The strange thing is Aaron also refers to the 2011 Scion tC as being all-new, which would imply a second generation for the little coupe that was first introduced in 2004. Like others, Aaron just kind of liked the car and wasn't bubbling over in his enthusiasm for it. Positive reviews were probably going to be ignored because, frankly, Scion had at that point in 2011 become a largely ignored brand. (That's all changed with the onset of the Scion FR-S, which should finally give the brand some mojo again.)

Of the two, the Scion xB is the much better car and it's a shame to see it go. Consumer Reports fairly loves the Scion xB. It said in its overview (subscription required for full information). "The cube-like xB has very good space efficiency and a roomy interior. The low floor and high roof make access almost as easy as walking into the next room. Handling is fairly nimble. Good visibility and compact dimensions make the xB a great city car." It calls the Scion xB a Good Bet for a used car.

Like Aaron, Consumer Reports is underwhelmed by the Scion tC (except at the fuel pump). In its overview, the magazine says, "Expect very good fuel economy. 2011's redesign brought a power boost to 180-hp, and a choice of a 6-speed manual or automatic, but the noisy cabin and jittery ride remained." Unlike its sibling, the Scion tC is not considered a good bet as a used car by Consumer Reports.

Use that last little tidbit to your advantage if you are shopping for a coupe. Point out to any prospective sellers that Consumer Reports does not recommend the Scion tC as a good bet and that makes you concerned as a buyer.

Consider that a ploy on your part to get a better price for the vehicle, especially from a private seller. One point to clarify: Consumer Reports has no reliability data for the 2009 to 2011 Scion tC models. That's most likely because not enough data has been supplied by its subscribers to rate the vehicle.

You have little to worry about with older Scion tC models. Its average reliability by Consumer Reports is perplexing because with the 2005 to 2008 models, only the 2008 model has one white circle (indicating average reliability) for major transmission problems and the 2007 model has average reliability for the fuel system. Otherwise, everything else is above average or excellent reliability.

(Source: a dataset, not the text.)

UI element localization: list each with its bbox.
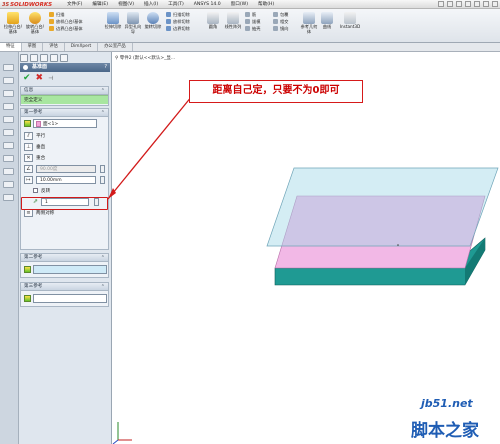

Let's face it. Scions are made by Toyota. They're going to be fairly reliable. You, as an informed buyer, will know that but sellers may have trouble countering you when you point out Consumer Reports does not label the Scion tC a good bet. That doesn't mean Consumer Reports doesn't recommend the car but it might seem that way.

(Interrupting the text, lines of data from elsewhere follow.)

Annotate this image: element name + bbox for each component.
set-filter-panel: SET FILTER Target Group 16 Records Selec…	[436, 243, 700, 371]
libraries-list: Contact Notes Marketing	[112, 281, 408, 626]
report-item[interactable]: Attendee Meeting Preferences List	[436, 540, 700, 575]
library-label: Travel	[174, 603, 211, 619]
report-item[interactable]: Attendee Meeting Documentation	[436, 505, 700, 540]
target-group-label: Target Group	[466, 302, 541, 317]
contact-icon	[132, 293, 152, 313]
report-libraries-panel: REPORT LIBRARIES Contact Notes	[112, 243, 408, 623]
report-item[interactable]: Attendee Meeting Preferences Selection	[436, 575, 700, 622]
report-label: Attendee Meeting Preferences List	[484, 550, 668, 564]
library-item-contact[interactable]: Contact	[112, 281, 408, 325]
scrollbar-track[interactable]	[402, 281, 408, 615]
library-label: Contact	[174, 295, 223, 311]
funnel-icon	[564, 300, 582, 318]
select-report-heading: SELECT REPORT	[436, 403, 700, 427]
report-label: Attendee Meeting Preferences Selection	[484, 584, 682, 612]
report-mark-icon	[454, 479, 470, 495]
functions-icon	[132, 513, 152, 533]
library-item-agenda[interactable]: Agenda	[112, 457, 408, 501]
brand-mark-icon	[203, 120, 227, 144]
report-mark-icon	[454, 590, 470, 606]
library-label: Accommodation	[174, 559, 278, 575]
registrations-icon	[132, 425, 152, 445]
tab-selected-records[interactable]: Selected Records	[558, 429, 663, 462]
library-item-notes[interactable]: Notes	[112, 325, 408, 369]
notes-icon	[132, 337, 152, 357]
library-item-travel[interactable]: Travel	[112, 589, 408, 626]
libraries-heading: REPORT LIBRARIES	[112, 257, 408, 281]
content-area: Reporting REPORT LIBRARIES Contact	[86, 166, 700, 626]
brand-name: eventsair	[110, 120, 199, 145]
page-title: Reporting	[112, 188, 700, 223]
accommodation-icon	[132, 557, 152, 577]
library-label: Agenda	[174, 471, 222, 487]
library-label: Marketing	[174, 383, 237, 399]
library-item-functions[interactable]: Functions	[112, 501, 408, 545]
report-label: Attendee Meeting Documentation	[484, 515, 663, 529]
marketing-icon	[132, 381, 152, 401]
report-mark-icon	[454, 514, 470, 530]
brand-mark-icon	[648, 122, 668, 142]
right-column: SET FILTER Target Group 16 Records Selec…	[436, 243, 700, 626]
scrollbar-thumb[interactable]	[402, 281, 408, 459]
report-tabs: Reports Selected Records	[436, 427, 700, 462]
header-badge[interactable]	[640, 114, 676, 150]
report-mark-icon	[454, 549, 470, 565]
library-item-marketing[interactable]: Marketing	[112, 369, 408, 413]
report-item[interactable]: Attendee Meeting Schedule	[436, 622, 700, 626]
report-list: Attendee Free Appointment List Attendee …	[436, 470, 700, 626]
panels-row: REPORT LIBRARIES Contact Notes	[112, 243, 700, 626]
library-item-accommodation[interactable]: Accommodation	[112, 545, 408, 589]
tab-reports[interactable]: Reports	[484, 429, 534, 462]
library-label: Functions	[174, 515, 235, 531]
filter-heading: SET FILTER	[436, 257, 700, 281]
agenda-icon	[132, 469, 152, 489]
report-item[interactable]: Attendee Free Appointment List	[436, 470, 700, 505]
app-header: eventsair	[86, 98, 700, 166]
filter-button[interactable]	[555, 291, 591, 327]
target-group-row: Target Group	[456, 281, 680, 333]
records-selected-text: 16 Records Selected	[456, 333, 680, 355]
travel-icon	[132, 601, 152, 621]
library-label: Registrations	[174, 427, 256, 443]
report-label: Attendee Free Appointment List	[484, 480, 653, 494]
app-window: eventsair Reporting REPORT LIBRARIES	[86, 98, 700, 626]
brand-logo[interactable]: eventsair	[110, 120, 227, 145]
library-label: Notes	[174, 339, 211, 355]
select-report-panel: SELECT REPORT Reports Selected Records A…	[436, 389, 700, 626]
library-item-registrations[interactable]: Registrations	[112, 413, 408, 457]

Frankly, you might have trouble negotiating much on a Scion xB. It's a good bet from Consumer Reports. Less-informed sellers might fall for the belief that its discontinuance lowers its value somewhat. It's always worth trying.

However, don't be upset about paying the asking price for either a Scion tC or Scion xB. Overall, they are both good used cars. As always, make sure you have a complete independent inspection done of any used car before making the final purchase.